Myeloid cell leukemia-1 (Mcl-1) is a structurally and functionally unique anti-apoptotic Bcl-2 protein. While elevated levels of Mcl-1 contribute to tumor cell survival and drug resistance, loss of Mcl-1 in cardiac myocytes leads to rapid mitochondrial dysfunction and heart failure development. Although Mcl-1 is an anti-apoptotic protein, previous studies indicate that its functions extend beyond regulating apoptosis. Mcl-1 is localized to both the mitochondrial outer membrane and matrix. Here, we have identified that Mcl-1 in the outer mitochondrial membrane mediates mitochondrial fission, which is independent of its anti-apoptotic function. We demonstrate that Mcl-1 interacts with Drp1 to promote mitochondrial fission in response to various challenges known to perturb mitochondria morphology. Induction of fission by Mcl-1 reduces nutrient deprivation-induced cell death and the protection is independent of its BH3 domain. Finally, cardiac-specific overexpression of Mcl-1_OM, but not Mcl-1_Matrix, contributes to a shift in the balance towards fission and leads to reduced exercise capacity, suggesting that a pre-existing fragmented mitochondrial network leads to decreased ability to adapt to an acute increase in workload and energy demand. Overall, these findings highlight the importance of Mcl-1 in maintaining mitochondrial health in cells.

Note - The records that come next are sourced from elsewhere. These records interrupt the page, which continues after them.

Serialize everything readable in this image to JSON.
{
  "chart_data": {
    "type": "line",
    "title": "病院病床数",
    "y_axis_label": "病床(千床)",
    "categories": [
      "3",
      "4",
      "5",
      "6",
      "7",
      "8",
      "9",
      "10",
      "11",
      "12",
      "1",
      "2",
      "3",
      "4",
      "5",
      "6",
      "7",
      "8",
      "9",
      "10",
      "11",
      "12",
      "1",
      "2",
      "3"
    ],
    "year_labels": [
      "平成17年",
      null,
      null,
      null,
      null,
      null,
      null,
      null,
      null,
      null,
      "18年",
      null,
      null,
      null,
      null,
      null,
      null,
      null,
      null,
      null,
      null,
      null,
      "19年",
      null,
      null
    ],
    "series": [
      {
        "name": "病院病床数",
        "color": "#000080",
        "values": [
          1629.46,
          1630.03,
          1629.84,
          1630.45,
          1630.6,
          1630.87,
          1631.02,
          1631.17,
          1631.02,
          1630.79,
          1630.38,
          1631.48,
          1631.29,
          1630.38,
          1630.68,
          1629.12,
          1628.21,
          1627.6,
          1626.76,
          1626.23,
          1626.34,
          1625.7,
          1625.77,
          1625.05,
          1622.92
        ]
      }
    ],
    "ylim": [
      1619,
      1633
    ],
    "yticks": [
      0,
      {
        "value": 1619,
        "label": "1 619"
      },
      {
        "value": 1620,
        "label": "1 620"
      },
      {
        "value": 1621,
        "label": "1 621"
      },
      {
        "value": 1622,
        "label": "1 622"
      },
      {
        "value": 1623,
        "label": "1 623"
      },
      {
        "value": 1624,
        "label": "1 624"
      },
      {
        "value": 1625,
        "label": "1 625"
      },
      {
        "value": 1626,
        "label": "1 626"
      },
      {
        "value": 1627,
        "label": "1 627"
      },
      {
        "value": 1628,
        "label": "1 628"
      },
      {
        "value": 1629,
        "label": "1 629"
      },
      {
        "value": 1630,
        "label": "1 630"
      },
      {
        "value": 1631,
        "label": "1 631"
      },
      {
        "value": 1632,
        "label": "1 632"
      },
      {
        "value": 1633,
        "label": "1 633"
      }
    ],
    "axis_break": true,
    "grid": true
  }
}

髓细胞白血病-1 (Mcl-1) 是一种结构和功能独特的抗凋亡 Bcl-2 蛋白。虽然 Mcl-1 水平升高有助于肿瘤细胞存活和耐药性，但心肌细胞中 Mcl-1 的缺失会导致快速的线粒体功能障碍和心力衰竭的发展。尽管 Mcl-1 是一种抗细胞凋亡蛋白，但先前的研究表明其功能超出了调节细胞凋亡的范围。Mcl-1 定位于线粒体外膜和基质。在这里，我们已经确定线粒体外膜中的 Mcl-1 介导线粒体裂变，这与其抗凋亡功能无关。我们证明 Mcl-1 与 Drp1 相互作用以促进线粒体裂变，以应对已知扰乱线粒体形态的各种挑战。Mcl-1 诱导裂变可减少营养缺乏诱导的细胞死亡，并且保护作用与其 BH3 结构域无关。最后，Mcl-1 的心脏特异性过表达_OM，而不是 Mcl-1_矩阵，有助于平衡向裂变的转变，并导致运动能力降低，这表明预先存在的碎片化线粒体网络导致适应工作负荷和能量需求急剧增加的能力下降。总的来说，这些发现强调了 Mcl-1 在维持细胞线粒体健康方面的重要性。